Each of these points is problematic, not for Catholics, but for White. First, the usefulness of the Magisterium can be objectively measured by noting the instances in history when it exercised its charism of teaching, in an extraordinary way, primarily in the ecumenical councils, normally in response to doctrinal disputes in the Church. Undoubtedly the Magisterium’s definitions of doctrine are not useful to those who reject the definitions and leave the visible communion of the Church or else become dissenters; but for those who receive these teachings, they are quite helpful. Secondly, White’s remarks on biblical hermeneutics vacillate between reducing the interpretation of Sacred Scripture to a purely intellectual exercise and the question-begging suggestion that understanding Sacred Scripture involves going to teachers who have the Holy Spirit of God. Thirdly, White’s assertion that the authority of the Catholic Church can never be greater than one’s fallible decision to submit to the Church is based upon a confusion of the order of being with the order of knowing. If the fallible decision to submit to an infallible authority rendered that authority as fallible as one’s decision, then this would prove far too much for Protestants, who claim both to be fallible and to submit to the authority of God as inscribed in written revelation.
White also touched on the question of certainty, in relation to biblical interpretation and Church doctrine, by way of claiming that Rome cannot deliver anything of the sort. This issue has also been raised in the comments following Joshua’s post and elsewhere, to the effect that dissatisfaction with fallible doctrines is psychologically curious, or even suspect, as indicative of being intellectually unrealistic, or childish, or insecure, or perhaps just a bit quirky. In general, the contention is that what Rome has to offer, by way of ecclesial infallilbility (or at least the claim to infallibility), is something that faith does not need. At best, the Church’s claim to infallibility is pastiche; at worst, it undermines the authority and effectively precludes the right use of Sacred Scripture, such that the doctrinal errors of men can be (and have been) rendered irreformable. In consideration of this objection, I have reworked the following post into a more focused assessment of the relationship between ecclesial infallibility and the assent of faith: Desperately Seeking Certainty, or the Obedience of Faith?
White put forward several other objections to Catholicism, but my purpose here, and in the revised post, has been to focus specifically on the hermeneutical and epistemological issues raised in White’s podcast and in the comment thread following Joshua’s article.
 Of course the Church’s life includes the great work of the 16th century Catholic Reformation, including her response to the Protestant Reformation (most notably the Council of Trent), as well as other developments in the Modern Age, including the great missionary work of the religious orders, and the First and Second Vatican Councils.
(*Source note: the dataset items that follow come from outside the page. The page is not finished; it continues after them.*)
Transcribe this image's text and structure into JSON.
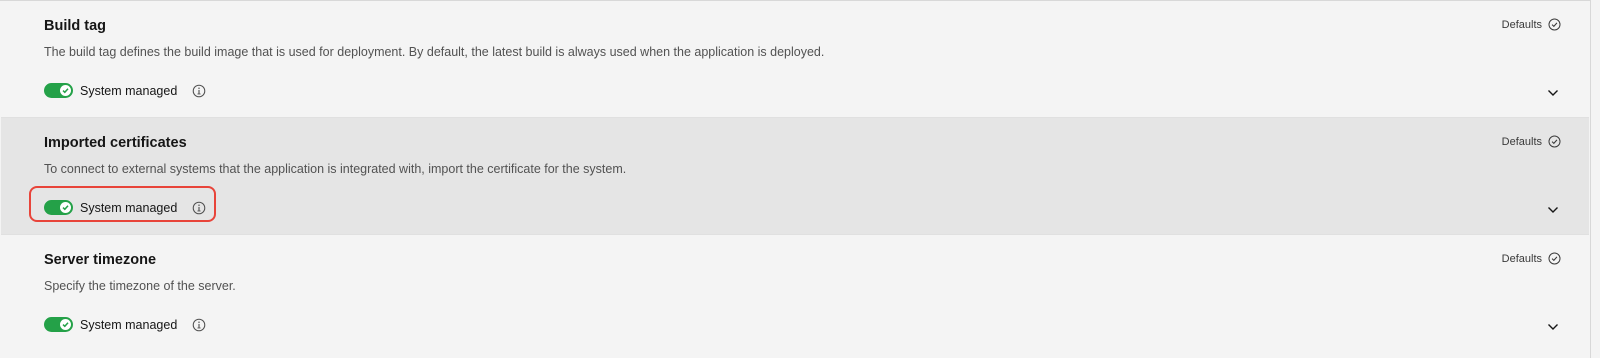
{
  "sections": [
    {
      "title": "Build tag",
      "description": "The build tag defines the build image that is used for deployment. By default, the latest build is always used when the application is deployed.",
      "defaults_label": "Defaults",
      "toggle_label": "System managed",
      "toggle_on": true
    },
    {
      "title": "Imported certificates",
      "description": "To connect to external systems that the application is integrated with, import the certificate for the system.",
      "defaults_label": "Defaults",
      "toggle_label": "System managed",
      "toggle_on": true
    },
    {
      "title": "Server timezone",
      "description": "Specify the timezone of the server.",
      "defaults_label": "Defaults",
      "toggle_label": "System managed",
      "toggle_on": true
    }
  ],
  "colors": {
    "toggle_on": "#24a148",
    "highlight": "#e8443a",
    "active_section_bg": "#e5e5e5",
    "page_bg": "#f4f4f4"
  },
  "icons": {
    "defaults": "checkmark-outline-icon",
    "info": "information-icon",
    "expand": "chevron-down-icon",
    "toggle_knob": "checkmark-icon"
  }
}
Since the Church during these periods is substantially the same as the Church in earlier times, each period, with its distinctive teaching, devotion, and discipline, must be understood in relation to the others by means of a “hermeneutic of continuity.” See the post, “A Response to Scott Clark and Robert Godfrey on ‘The Lure of Rome’” for an argument to the effect that development in the Church, in doctrine, devotion, and discipline, is a natural and inevitable facet of her life.